KALRO’s and Tana River County’s staff facilitated the interactive group exercise that engaged participants in discussions, analysis, and refinement of the proposed scenarios, identifying enabling conditions, feasibility considerations, and potential barriers to implementation. This participatory validation generated crucial basin-specific information that would not be accessible through modelling alone.
To complement the qualitative dialogue with the participating organizations, Ms. Silvia Lecci from CIHEAM Bari conducted a survey on water management policy improvements. This survey is intended to examine the stakeholders’ perception of the direct or indirect contribution that the modelling toolbox can have on policy and/or governance models improvement in the field of water management in agriculture in Kenya.

The day concluded with a synthesis of findings, outlining the key recommendations, scenario refinements, and priorities emerging from the participatory discussions and engagement.
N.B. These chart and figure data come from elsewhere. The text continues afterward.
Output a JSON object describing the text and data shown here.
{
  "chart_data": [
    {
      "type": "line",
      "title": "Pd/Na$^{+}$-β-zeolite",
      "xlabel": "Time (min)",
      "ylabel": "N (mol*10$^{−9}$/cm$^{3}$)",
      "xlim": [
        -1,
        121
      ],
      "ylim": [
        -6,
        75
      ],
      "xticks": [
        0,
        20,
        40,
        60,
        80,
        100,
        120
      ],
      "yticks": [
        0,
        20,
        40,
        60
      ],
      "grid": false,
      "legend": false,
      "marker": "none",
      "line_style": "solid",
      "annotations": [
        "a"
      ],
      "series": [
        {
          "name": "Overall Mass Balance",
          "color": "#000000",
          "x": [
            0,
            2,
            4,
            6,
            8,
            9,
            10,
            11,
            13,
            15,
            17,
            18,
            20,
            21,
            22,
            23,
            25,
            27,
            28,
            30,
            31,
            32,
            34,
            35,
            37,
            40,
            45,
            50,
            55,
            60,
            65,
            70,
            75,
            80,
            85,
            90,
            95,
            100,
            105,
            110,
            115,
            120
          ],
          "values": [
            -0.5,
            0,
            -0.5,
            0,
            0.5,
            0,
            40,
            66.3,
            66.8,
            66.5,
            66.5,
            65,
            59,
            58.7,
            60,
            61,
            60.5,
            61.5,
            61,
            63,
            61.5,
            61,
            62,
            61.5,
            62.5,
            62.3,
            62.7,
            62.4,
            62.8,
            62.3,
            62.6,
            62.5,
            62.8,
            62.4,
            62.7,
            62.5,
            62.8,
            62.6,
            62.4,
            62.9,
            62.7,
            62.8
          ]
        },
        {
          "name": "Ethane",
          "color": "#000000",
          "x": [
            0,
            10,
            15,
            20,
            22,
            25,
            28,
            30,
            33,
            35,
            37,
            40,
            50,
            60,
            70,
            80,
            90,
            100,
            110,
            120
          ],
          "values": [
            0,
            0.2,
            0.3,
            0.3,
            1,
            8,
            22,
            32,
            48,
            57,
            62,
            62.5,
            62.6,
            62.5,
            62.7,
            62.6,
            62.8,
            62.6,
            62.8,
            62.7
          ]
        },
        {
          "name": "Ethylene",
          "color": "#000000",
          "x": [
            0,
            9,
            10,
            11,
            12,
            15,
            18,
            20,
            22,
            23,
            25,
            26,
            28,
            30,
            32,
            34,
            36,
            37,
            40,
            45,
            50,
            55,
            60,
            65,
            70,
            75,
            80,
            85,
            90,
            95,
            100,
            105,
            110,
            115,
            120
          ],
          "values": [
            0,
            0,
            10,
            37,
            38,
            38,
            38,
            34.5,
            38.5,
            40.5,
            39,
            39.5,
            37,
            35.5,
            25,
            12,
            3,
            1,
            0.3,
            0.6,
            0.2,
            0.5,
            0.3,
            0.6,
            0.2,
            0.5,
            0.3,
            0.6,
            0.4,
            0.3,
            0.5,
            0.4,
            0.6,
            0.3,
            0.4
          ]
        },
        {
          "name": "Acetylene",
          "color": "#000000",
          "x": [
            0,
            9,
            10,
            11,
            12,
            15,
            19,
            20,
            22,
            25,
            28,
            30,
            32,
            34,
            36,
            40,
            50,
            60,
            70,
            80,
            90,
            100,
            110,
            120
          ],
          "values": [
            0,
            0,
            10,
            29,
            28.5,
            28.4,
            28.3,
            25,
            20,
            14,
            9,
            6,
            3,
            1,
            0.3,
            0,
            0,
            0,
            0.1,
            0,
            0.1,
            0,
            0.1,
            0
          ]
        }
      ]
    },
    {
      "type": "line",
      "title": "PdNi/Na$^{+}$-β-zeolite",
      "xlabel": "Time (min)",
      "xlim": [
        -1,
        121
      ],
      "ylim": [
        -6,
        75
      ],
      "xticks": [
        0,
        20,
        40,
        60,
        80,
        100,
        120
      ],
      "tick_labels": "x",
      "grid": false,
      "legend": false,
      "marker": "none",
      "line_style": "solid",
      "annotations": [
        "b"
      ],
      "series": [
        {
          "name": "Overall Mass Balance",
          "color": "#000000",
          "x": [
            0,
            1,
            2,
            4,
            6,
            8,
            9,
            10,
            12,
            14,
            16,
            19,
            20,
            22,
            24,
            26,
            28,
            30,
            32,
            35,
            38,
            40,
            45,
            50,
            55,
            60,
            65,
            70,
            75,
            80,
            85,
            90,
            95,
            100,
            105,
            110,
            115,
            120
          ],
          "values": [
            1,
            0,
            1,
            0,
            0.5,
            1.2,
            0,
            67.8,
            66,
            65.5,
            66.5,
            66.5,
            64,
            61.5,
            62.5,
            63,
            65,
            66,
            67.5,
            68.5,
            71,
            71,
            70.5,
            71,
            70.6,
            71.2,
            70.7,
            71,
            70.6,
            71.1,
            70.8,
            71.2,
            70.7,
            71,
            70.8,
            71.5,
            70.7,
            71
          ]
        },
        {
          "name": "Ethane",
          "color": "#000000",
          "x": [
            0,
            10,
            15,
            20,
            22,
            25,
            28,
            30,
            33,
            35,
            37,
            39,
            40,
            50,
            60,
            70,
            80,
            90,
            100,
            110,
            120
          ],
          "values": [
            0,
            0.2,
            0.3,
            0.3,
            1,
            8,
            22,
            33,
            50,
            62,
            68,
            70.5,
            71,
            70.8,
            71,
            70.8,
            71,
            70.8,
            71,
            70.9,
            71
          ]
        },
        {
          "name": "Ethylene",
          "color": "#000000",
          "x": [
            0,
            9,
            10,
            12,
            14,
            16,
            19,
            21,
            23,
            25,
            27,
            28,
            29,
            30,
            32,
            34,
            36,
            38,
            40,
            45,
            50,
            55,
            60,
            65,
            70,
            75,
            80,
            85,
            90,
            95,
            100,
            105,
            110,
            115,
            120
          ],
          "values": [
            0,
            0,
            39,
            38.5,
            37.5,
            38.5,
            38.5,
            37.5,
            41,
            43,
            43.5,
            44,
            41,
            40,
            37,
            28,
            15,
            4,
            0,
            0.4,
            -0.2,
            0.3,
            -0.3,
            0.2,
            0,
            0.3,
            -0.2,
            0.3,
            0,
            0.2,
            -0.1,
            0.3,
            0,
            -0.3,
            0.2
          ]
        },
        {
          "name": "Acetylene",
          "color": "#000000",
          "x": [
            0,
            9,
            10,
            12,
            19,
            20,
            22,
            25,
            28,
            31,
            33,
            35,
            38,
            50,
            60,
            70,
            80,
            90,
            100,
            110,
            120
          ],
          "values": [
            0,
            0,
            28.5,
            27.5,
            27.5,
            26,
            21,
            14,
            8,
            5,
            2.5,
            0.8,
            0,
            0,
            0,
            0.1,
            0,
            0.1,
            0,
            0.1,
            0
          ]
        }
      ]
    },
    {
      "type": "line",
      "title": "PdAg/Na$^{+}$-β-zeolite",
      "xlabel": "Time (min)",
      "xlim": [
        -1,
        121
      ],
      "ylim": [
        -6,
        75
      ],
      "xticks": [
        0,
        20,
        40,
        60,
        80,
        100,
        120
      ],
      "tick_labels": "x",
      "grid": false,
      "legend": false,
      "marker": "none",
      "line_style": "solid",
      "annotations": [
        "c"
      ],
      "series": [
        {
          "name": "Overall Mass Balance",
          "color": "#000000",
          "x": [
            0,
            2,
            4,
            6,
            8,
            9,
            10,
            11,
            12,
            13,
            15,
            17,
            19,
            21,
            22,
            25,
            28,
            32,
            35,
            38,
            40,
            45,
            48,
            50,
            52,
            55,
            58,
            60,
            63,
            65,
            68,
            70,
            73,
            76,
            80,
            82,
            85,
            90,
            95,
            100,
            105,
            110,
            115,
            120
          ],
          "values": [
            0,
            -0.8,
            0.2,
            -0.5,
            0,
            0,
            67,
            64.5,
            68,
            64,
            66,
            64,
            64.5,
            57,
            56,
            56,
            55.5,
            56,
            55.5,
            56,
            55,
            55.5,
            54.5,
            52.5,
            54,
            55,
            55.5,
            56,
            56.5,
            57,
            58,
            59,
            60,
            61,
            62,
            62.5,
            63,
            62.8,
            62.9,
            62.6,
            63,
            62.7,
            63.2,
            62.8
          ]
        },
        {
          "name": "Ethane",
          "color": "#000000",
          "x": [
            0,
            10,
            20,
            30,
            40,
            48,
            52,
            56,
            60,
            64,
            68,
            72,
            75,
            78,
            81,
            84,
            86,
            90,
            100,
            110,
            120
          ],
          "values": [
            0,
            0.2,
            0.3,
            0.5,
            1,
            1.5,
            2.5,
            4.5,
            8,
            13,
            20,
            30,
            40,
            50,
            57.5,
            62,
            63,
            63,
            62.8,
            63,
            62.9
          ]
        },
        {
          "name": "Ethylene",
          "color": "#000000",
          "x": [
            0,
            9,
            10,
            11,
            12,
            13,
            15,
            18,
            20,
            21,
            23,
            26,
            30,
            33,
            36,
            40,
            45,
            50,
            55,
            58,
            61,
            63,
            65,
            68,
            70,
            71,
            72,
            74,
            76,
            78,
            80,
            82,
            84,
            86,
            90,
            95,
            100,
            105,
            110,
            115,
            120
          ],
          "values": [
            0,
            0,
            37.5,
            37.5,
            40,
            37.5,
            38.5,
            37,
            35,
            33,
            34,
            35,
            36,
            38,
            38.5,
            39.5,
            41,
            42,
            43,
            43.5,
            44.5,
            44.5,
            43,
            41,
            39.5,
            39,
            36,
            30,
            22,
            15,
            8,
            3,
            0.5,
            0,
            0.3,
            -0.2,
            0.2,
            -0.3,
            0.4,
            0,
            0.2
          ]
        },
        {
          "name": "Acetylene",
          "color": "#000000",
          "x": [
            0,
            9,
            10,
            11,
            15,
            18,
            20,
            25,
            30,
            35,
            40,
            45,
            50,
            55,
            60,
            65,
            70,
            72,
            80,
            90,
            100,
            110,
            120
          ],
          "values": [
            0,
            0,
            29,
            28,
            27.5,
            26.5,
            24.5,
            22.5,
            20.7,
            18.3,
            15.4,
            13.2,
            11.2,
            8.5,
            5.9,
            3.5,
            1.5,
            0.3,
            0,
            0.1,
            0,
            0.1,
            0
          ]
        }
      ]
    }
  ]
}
A roadmap was presented for integrating stakeholder inputs into updated basin-level simulations under the WATDEV framework.
Overall, the Regional Workshop in Kenya represented a critical milestone for WATDEV. By combining advanced modelling with participatory validation, the event ensured that basin-scale BMP scenarios are not only technically robust but also socially grounded, institutionally relevant, and aligned with real implementation conditions. This collaborative process strengthens the WATDEV modelling toolbox and paves the way for more climate-resilient and sustainable agricultural water systems across Eastern Africa.